Я вежливо поинтересовался:
— Можно узнать почему? Надеюсь, ее не закопали в саду?
Он встал, бесцветные глаза вспыхнули гневом. Облокотившись на стол, он довольно плавно взмахнул правой рукой и извлек небольшой автоматический пистолет примерно 25-го калибра с рукояткой из орехового дерева. Родной брат того, который я обнаружил в столе у Мерл. Его дуло грозно уставилось на меня. Я не пошевелился.
— Тот, кто обидит Линду, будет иметь дело со мной, — пригрозил он.
— Нашли чем испугать.

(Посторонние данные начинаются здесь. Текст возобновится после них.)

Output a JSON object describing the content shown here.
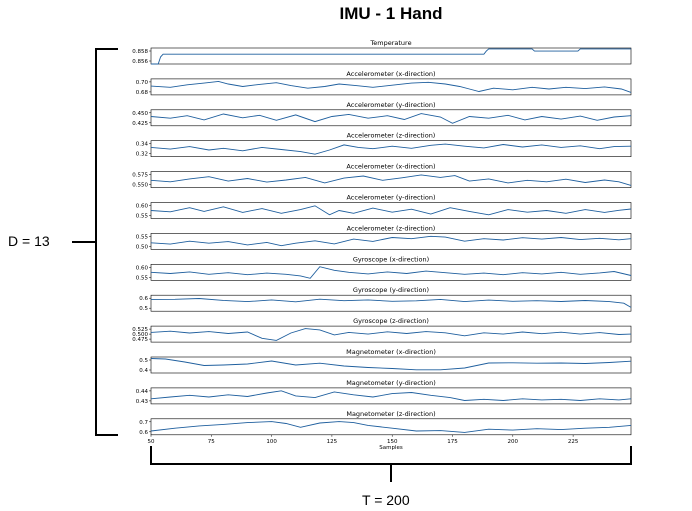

Вы бы лучше настоящим пистолетом обзавелись, а то из этой игрушки только по мухам стрелять.
Он спрятал свой пистолетик во внутренний карман, пристально посмотрел на меня, взял со стола перчатки и направился к двери.
— Бесполезно с вами говорить, — сказал он. — Только и знаете, что острите.
— Минуточку, — сказал я, встал и обошел вокруг стола. — Вам, пожалуй, не стоит рассказывать матери о нашей встрече — хотя бы ради маленькой секретарши.
Он кивнул:
— Было бы что рассказывать.
— Разве что о двенадцати тысячах, которые вы должны Морни?
Он опустил глаза, поднял их, опять опустил:
— Неужели вы поверили, что я должен Алексу? Он бы мне в жизни не дал.
Я подошел к нему вплотную.
— Между прочим, — заметил я, — что-то непохоже, чтоб вы очень волновались за свою жену. По-моему, вы знаете, где она. Линда убежала вовсе не от вас. Она убежала от вашей матери.
Он поднял на меня глаза и натянул одну перчатку. Молча.
— Возможно, она найдет работу, — продолжал я, — и будет вас содержать.
Он опять уставился в пол, немного подался вправо, и кулак в перчатке описал в воздухе резкую дугу снизу вверх. Я увернулся, схватил его за запястье и, надавив, медленно отвел кулак к груди. Нога его поехала назад, и он тяжело засопел. Запястье тонкое, как у девушки. Мои пальцы обхватили его и сомкнулись.
Так мы и стояли, уставившись друг на друга. Дышит, как пьяный, раскрыв рот и растянув губы. На щеках красные пятна. Попытался вырваться, но я так давил на него, что ему пришлось, чтобы не упасть, сделать шаг назад. Теперь наши лица почти соприкасались.
— Что ж твой папаша не оставил тебе ни гроша? — улыбнулся я. — Или ты все спустил?
Он заговорил сквозь зубы, все еще пытаясь вырваться:
— Если уж вы суетесь не в свое дело и если имеете в виду Джаспера Мердока, так это не мой отец. Он меня терпеть не мог и не оставил мне ни цента. Мой отец, Хорас Брайт, разорился и выбросился из окна.